My ongoing experiments on using opensource content-based image retrieval software for pornography detection have led me to outline a quick taxonomy of image retrieval approaches:
- Transmedia approaches are those in which the query is expressed in a non-image format:
- Images may be retrieved in terms of words occurring close to them in multimedia documents. The query is a set of keywords, and the text surrounding the image is searched for the keywords. Importantly, the text is implicit to the image (it is not specifically its caption, etc.). This is the way Google Images works (plus using the text in the URL).
- Images may be retrieved according to their metadata. Metadata is all information attached to the picture, generally not another image (apart from thumbnails), and may include date, author, place (in fact, many pictures in Google's Picasa are geotagged), keywords, a textual description (caption), filename/path/URL, etc. The metadata are explicit, and most often stored in a database (although modern image formats support storng metadata within the image itself).
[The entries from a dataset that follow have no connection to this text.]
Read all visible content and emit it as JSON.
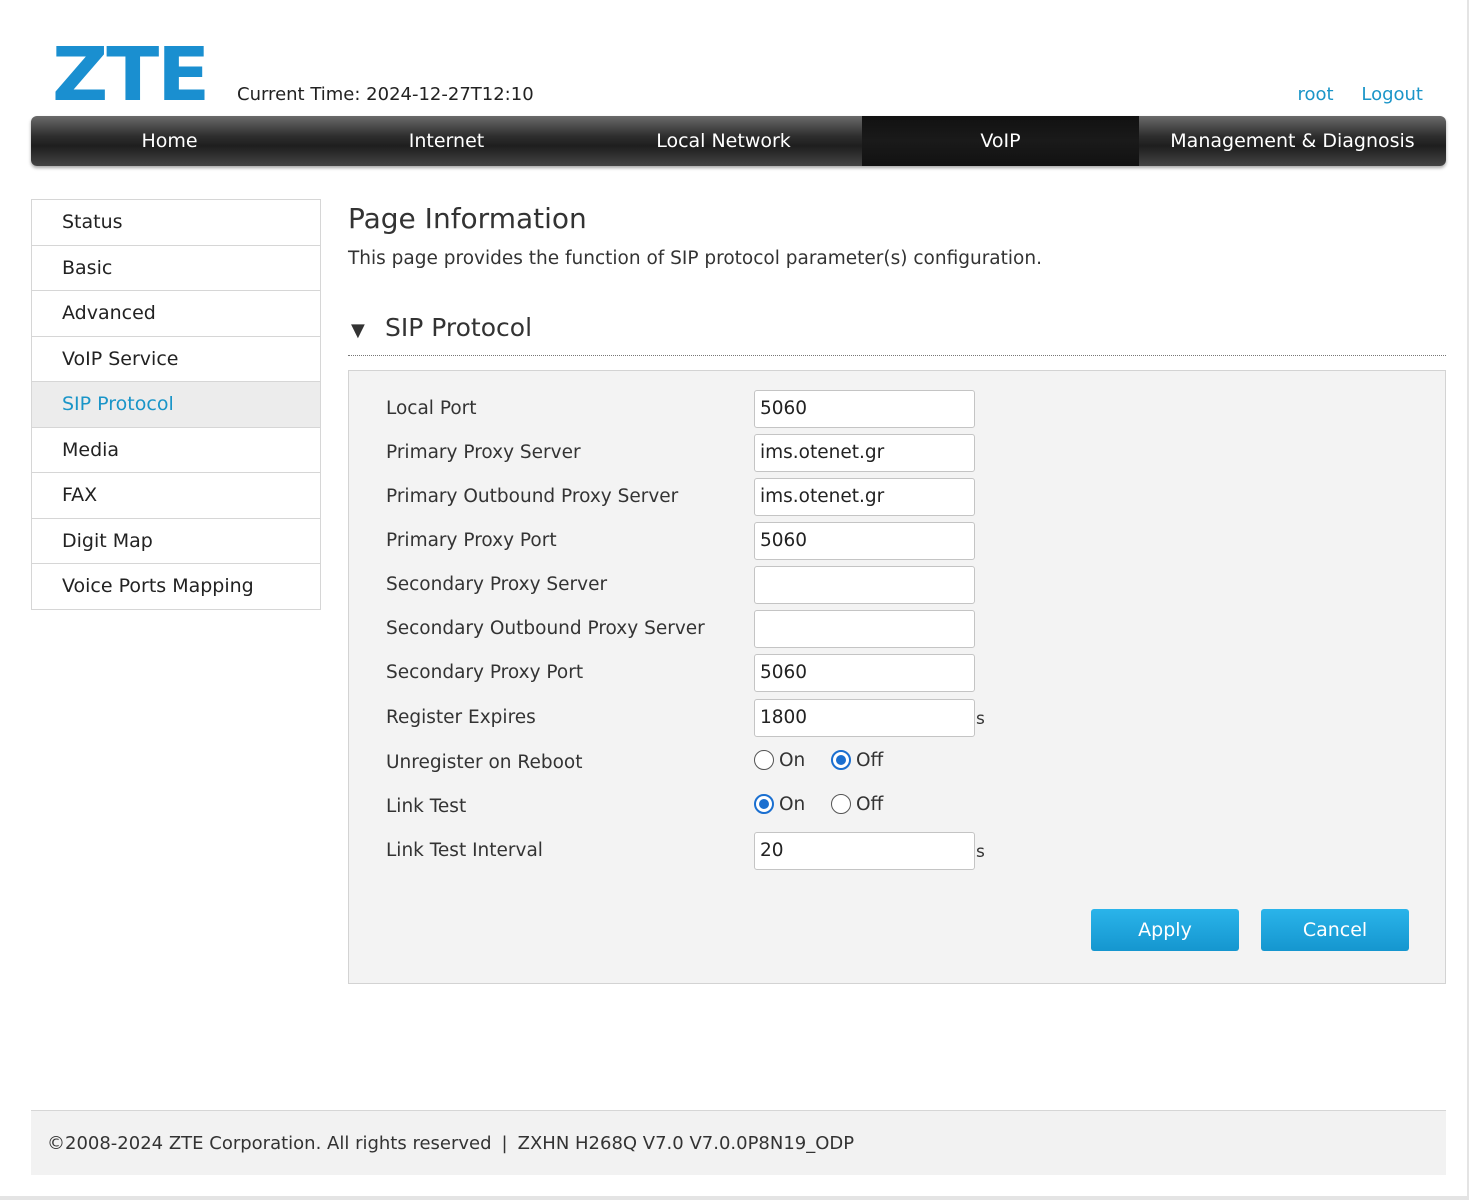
{
  "header": {
    "logo": "ZTE",
    "current_time_label": "Current Time: 2024-12-27T12:10",
    "user": "root",
    "logout": "Logout"
  },
  "nav": {
    "items": [
      {
        "label": "Home"
      },
      {
        "label": "Internet"
      },
      {
        "label": "Local Network"
      },
      {
        "label": "VoIP"
      },
      {
        "label": "Management & Diagnosis"
      }
    ],
    "active": "VoIP"
  },
  "sidebar": {
    "items": [
      {
        "label": "Status"
      },
      {
        "label": "Basic"
      },
      {
        "label": "Advanced"
      },
      {
        "label": "VoIP Service"
      },
      {
        "label": "SIP Protocol"
      },
      {
        "label": "Media"
      },
      {
        "label": "FAX"
      },
      {
        "label": "Digit Map"
      },
      {
        "label": "Voice Ports Mapping"
      }
    ],
    "active": "SIP Protocol"
  },
  "main": {
    "title": "Page Information",
    "description": "This page provides the function of SIP protocol parameter(s) configuration.",
    "section_title": "SIP Protocol",
    "fields": {
      "local_port": {
        "label": "Local Port",
        "value": "5060"
      },
      "primary_proxy_server": {
        "label": "Primary Proxy Server",
        "value": "ims.otenet.gr"
      },
      "primary_outbound_proxy_server": {
        "label": "Primary Outbound Proxy Server",
        "value": "ims.otenet.gr"
      },
      "primary_proxy_port": {
        "label": "Primary Proxy Port",
        "value": "5060"
      },
      "secondary_proxy_server": {
        "label": "Secondary Proxy Server",
        "value": ""
      },
      "secondary_outbound_proxy_server": {
        "label": "Secondary Outbound Proxy Server",
        "value": ""
      },
      "secondary_proxy_port": {
        "label": "Secondary Proxy Port",
        "value": "5060"
      },
      "register_expires": {
        "label": "Register Expires",
        "value": "1800",
        "unit": "s"
      },
      "unregister_on_reboot": {
        "label": "Unregister on Reboot",
        "on_label": "On",
        "off_label": "Off",
        "selected": "Off"
      },
      "link_test": {
        "label": "Link Test",
        "on_label": "On",
        "off_label": "Off",
        "selected": "On"
      },
      "link_test_interval": {
        "label": "Link Test Interval",
        "value": "20",
        "unit": "s"
      }
    },
    "apply_label": "Apply",
    "cancel_label": "Cancel"
  },
  "footer": {
    "copyright": "©2008-2024 ZTE Corporation. All rights reserved",
    "separator": "|",
    "version": "ZXHN H268Q V7.0 V7.0.0P8N19_ODP"
  },
  "colors": {
    "brand": "#1a8fd0",
    "link": "#1a95c8",
    "button": "#1a9fd9",
    "radio_selected": "#1a6fd0"
  }
}
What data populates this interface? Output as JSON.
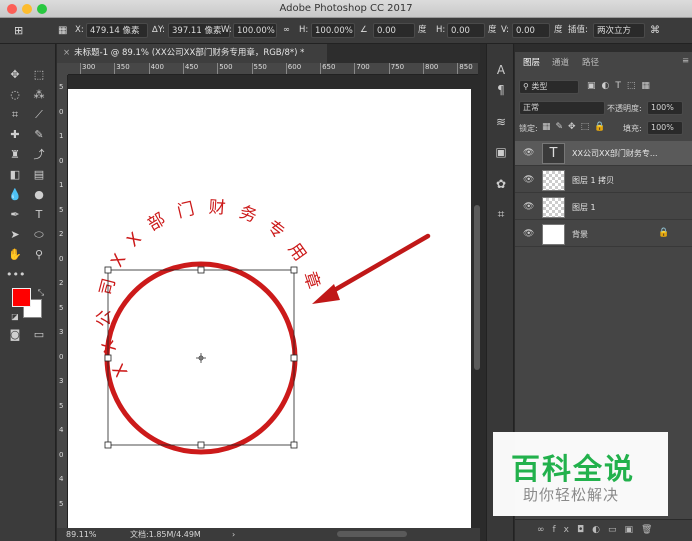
{
  "window": {
    "title": "Adobe Photoshop CC 2017"
  },
  "options": {
    "x_label": "X:",
    "x_value": "479.14 像素",
    "y_label": "Y:",
    "y_value": "397.11 像素",
    "w_label": "W:",
    "w_value": "100.00%",
    "h_label": "H:",
    "h_value": "100.00%",
    "angle_value": "0.00",
    "angle_unit": "度",
    "hskew_label": "H:",
    "hskew_value": "0.00",
    "hskew_unit": "度",
    "vskew_label": "V:",
    "vskew_value": "0.00",
    "vskew_unit": "度",
    "interp_label": "插值:",
    "interp_value": "两次立方"
  },
  "document": {
    "tab_label": "未标题-1 @ 89.1% (XX公司XX部门财务专用章，RGB/8*) *",
    "ruler_h_ticks": [
      "300",
      "350",
      "400",
      "450",
      "500",
      "550",
      "600",
      "650",
      "700",
      "750",
      "800",
      "850"
    ],
    "ruler_v_ticks": [
      "5",
      "0",
      "1",
      "0",
      "1",
      "5",
      "2",
      "0",
      "2",
      "5",
      "3",
      "0",
      "3",
      "5",
      "4",
      "0",
      "4",
      "5"
    ],
    "seal_text": "XX公司XX部门财务专用章"
  },
  "status": {
    "zoom": "89.11%",
    "doc_info": "文档:1.85M/4.49M"
  },
  "panels": {
    "tab_layers": "图层",
    "tab_channels": "通道",
    "tab_paths": "路径",
    "filter_kind": "类型",
    "blend_mode": "正常",
    "opacity_label": "不透明度:",
    "opacity_value": "100%",
    "lock_label": "锁定:",
    "fill_label": "填充:",
    "fill_value": "100%",
    "layers": [
      {
        "name": "XX公司XX部门财务专...",
        "type": "text"
      },
      {
        "name": "图层 1 拷贝",
        "type": "raster"
      },
      {
        "name": "图层 1",
        "type": "raster"
      },
      {
        "name": "背景",
        "type": "background"
      }
    ]
  },
  "watermark": {
    "title": "百科全说",
    "subtitle": "助你轻松解决"
  },
  "colors": {
    "accent_red": "#cc1a1a",
    "foreground": "#ff0000",
    "background": "#ffffff",
    "watermark_green": "#22b14c"
  }
}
- Some metadata may be assigned automatically, as keywords are in applications like ALIPR. In this application, a set of images have been manually annotated with textual concepts, and then processed to build a model of the concepts using image processing and machine learning. Incoming images are automatically tagged. The tags or concepts are used for retrieval.
- Single media approaches, in which the query is an image itself:
- Light processing approaches make use of nearly trivial image properties, as their size.
- Heavy processing approaches make use of deep image processing techniques involving the analysis of colors, shapes, textures, etc., and sounded mathematical analysis as wavelet transform. Lire and imgSeek (e.g. Flikr Suggestions demo) are instances of these class.
This taxonomy is far from complete or accurate, and express my own view of the topic. So, I greatly appreciate comments and corrections.